For full year 2022, we do expect to spend slightly more on capital investments than last year, but the proportion of capital spending shifts among our businesses. We expect technology infrastructure spend to grow year over year, primarily to support the rapid growth and innovation we’re seeing with AWS. We continue to improve the customer experience in Q2, including quarter-over-quarter improvements in delivery speed and inventory in-stock levels. While there’s still work to be done, we made good progress in Q2.

This compares to Q2 operating income of $3.3 billion. For AWS, these quarter-over-quarter increases are primarily driven by higher infrastructure investments to support continued strong customer growth, including larger depreciation on a growing fixed asset base. We also expect increased energy costs as we continue to see volatility in utility prices around the world in operating our AWS data centers. Our third quarter operating income guidance range is zero to $3.5 billion. For AWS, this quarter-over-quarter increases are primarily driven by higher infrastructure investments to support continued strong customer growth, including larger depreciation on a growing fixed asset base. Our guidance incorporates the order trends that we’ve seen to date and what we believe today to be appropriate assumptions.

On the transportation side, we continue to improve delivery, route density, and improve package deliveries per hour.
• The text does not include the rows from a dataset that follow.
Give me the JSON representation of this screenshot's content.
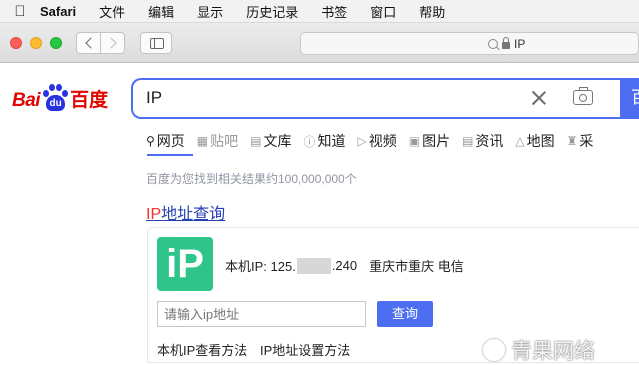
{
  "menubar": {
    "apple": "",
    "items": [
      "Safari",
      "文件",
      "编辑",
      "显示",
      "历史记录",
      "书签",
      "窗口",
      "帮助"
    ]
  },
  "toolbar": {
    "url": "IP"
  },
  "baidu": {
    "logo_bai": "Bai",
    "logo_du": "du",
    "logo_cn": "百度",
    "query": "IP",
    "search_button": "百",
    "tabs": [
      "网页",
      "贴吧",
      "文库",
      "知道",
      "视频",
      "图片",
      "资讯",
      "地图",
      "采"
    ],
    "result_count": "百度为您找到相关结果约100,000,000个",
    "result_title_hl": "IP",
    "result_title_rest": "地址查询",
    "ip_icon_text": "iP",
    "ip_label": "本机IP: 125.",
    "ip_tail": ".240",
    "ip_location": "重庆市重庆 电信",
    "ip_input_placeholder": "请输入ip地址",
    "ip_query_button": "查询",
    "link_check": "本机IP查看方法",
    "link_setting": "IP地址设置方法"
  },
  "watermark": "青果网络",
  "colors": {
    "baidu_blue": "#4e6ef2",
    "baidu_red": "#e10602",
    "ip_green": "#2fc58a"
  }
}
Includes sales of advertising services to sellers, vendors, publishers, authors, and others, through programs such as sponsored ads, display, and video advertising. For the twelve months ended June 30, 2021 and 2022, this amount fx choice review relates to property included in “Principal repayments of finance leases” of $11,435 million and $9,789 million. For the twelve months ended June 30, 2021 and 2022, this amount relates to equipment included in “Property and equipment acquired under finance leases, net of remeasurements and modifications” of $9,976 million and $3,579 million.

So how do you think the environment is going to fair for you to be adding headcount? And also the stock-based compensation came in below, where you had guided for the second quarter. So is this a matter of not hitting the hiring goals you were hoping for, or do you think the environment for the hiring of technical and engineering talent is losing up a little bit? We’re interested in learning and working with FBA sellers that we’ve known and had good trust with, but also expanding. And I think as you think about it, merchants, they obviously have a lot of choices on where they’re going to sell products. And we have a long history of empowering and helping merchants.
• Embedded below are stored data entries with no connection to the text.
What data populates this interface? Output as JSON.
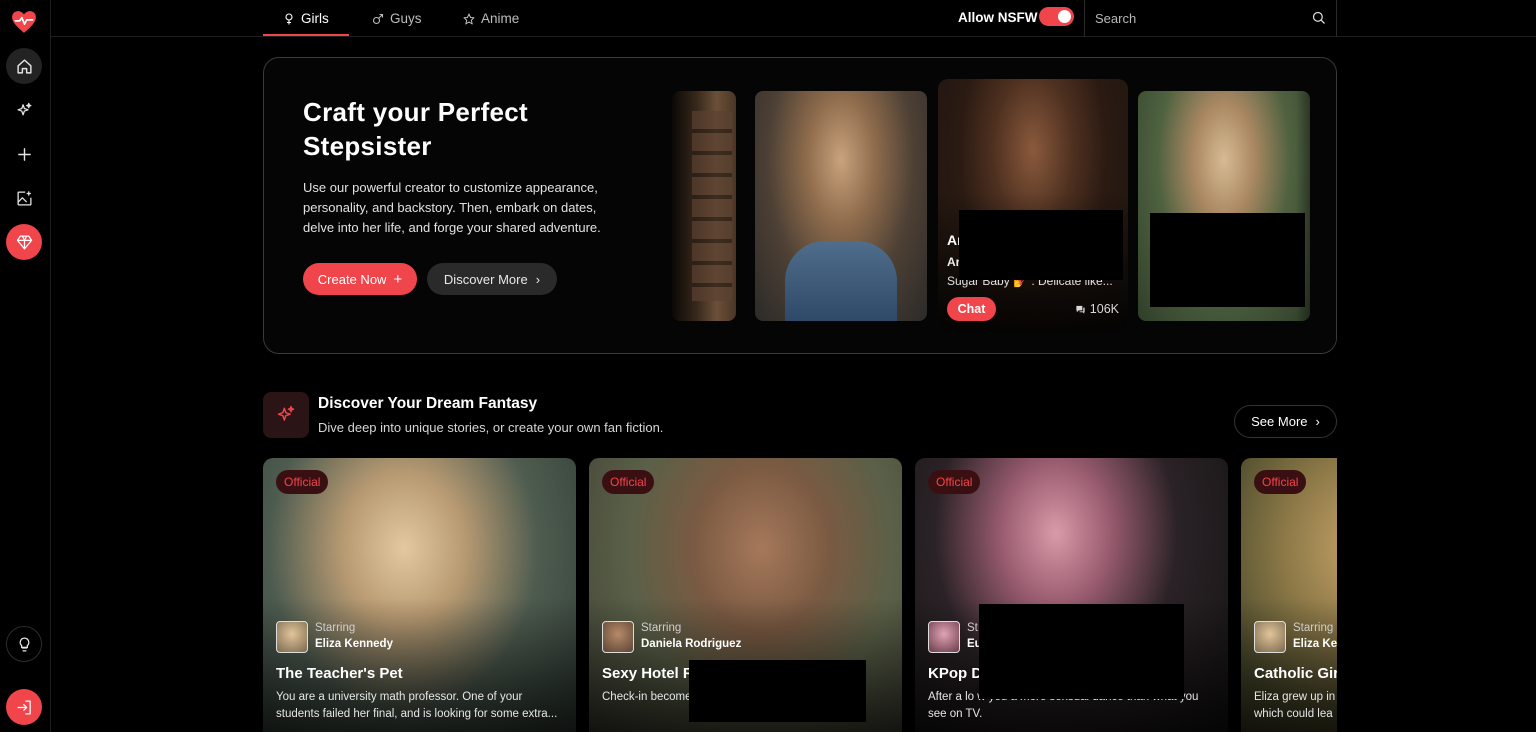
{
  "nav": {
    "tabs": [
      {
        "label": "Girls",
        "icon": "female-icon"
      },
      {
        "label": "Guys",
        "icon": "male-icon"
      },
      {
        "label": "Anime",
        "icon": "star-icon"
      }
    ],
    "active_tab": "Girls",
    "nsfw_label": "Allow NSFW",
    "nsfw_enabled": true,
    "search_placeholder": "Search"
  },
  "sidebar": {
    "items": [
      "home-icon",
      "sparkles-icon",
      "plus-icon",
      "image-edit-icon",
      "gem-icon"
    ],
    "bottom": [
      "bulb-icon",
      "login-icon"
    ]
  },
  "hero": {
    "title": "Craft your Perfect Stepsister",
    "description": "Use our powerful creator to customize appearance, personality, and backstory. Then, embark on dates, delve into her life, and forge your shared adventure.",
    "create_label": "Create Now",
    "discover_label": "Discover More",
    "featured": {
      "name": "Ar",
      "subtitle": "Ar",
      "tagline": "Sugar Baby 💅 : Delicate like...",
      "chat_label": "Chat",
      "chat_count": "106K"
    }
  },
  "section": {
    "title": "Discover Your Dream Fantasy",
    "subtitle": "Dive deep into unique stories, or create your own fan fiction.",
    "see_more_label": "See More"
  },
  "stories": [
    {
      "badge": "Official",
      "starring_label": "Starring",
      "starring_name": "Eliza Kennedy",
      "title": "The Teacher's Pet",
      "description": "You are a university math professor. One of your students failed her final, and is looking for some extra..."
    },
    {
      "badge": "Official",
      "starring_label": "Starring",
      "starring_name": "Daniela Rodriguez",
      "title": "Sexy Hotel Re",
      "description": "Check-in become Daniela's lingerin"
    },
    {
      "badge": "Official",
      "starring_label": "St",
      "starring_name": "Eu",
      "title": "KPop D",
      "description": "After a lo                                  w you a more sensual dance than what you see on TV."
    },
    {
      "badge": "Official",
      "starring_label": "Starring",
      "starring_name": "Eliza Ke",
      "title": "Catholic Girl",
      "description": "Eliza grew up in which could lea"
    }
  ],
  "colors": {
    "accent": "#f0454b",
    "background": "#000000",
    "badge_bg": "#3a0f12"
  }
}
The company reported income of $6.7 billion for Q2, or 65 cents per share, compared with a net loss of $2.0 billion in the year-ago quarter. Analysts on average had projected revenue of $131.54 billion and earnings per share of 34 cents, according to Zacks Investment Research. Consolidated earnings per share came in at -$0.2, missing Wall Street consensus of $0.12 by a far cry again due to the ongoing risk-off environment in public markets.
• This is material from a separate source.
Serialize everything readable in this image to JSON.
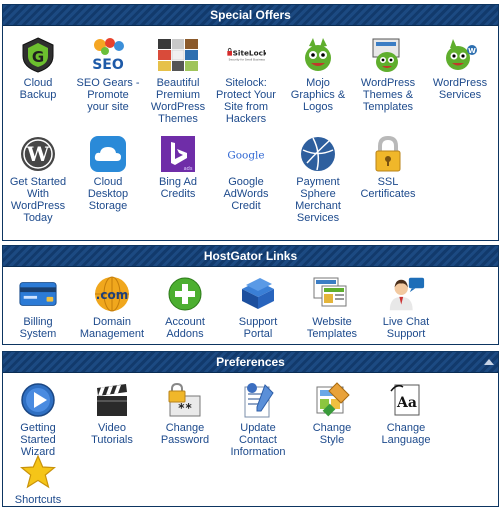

This rollout is the start of what we expect to be thousands of EDVs in more than 100 cities by the end of the year and 100,000 vehicles across the U.S. by the year 2030. Additionally, note that all of our share and per share information included in our financial materials has been retroactively adjusted to reflect the 20-for-1 stock split, which was effective on May 27th. We’ve also taken steps to slow future network capacity additions. First is the unfavorable comparison to very high holiday level utilization rates that we saw in the first half of 2021. And second is the normal step down in volumes off of our Q4 peak that we saw in first half of 2022.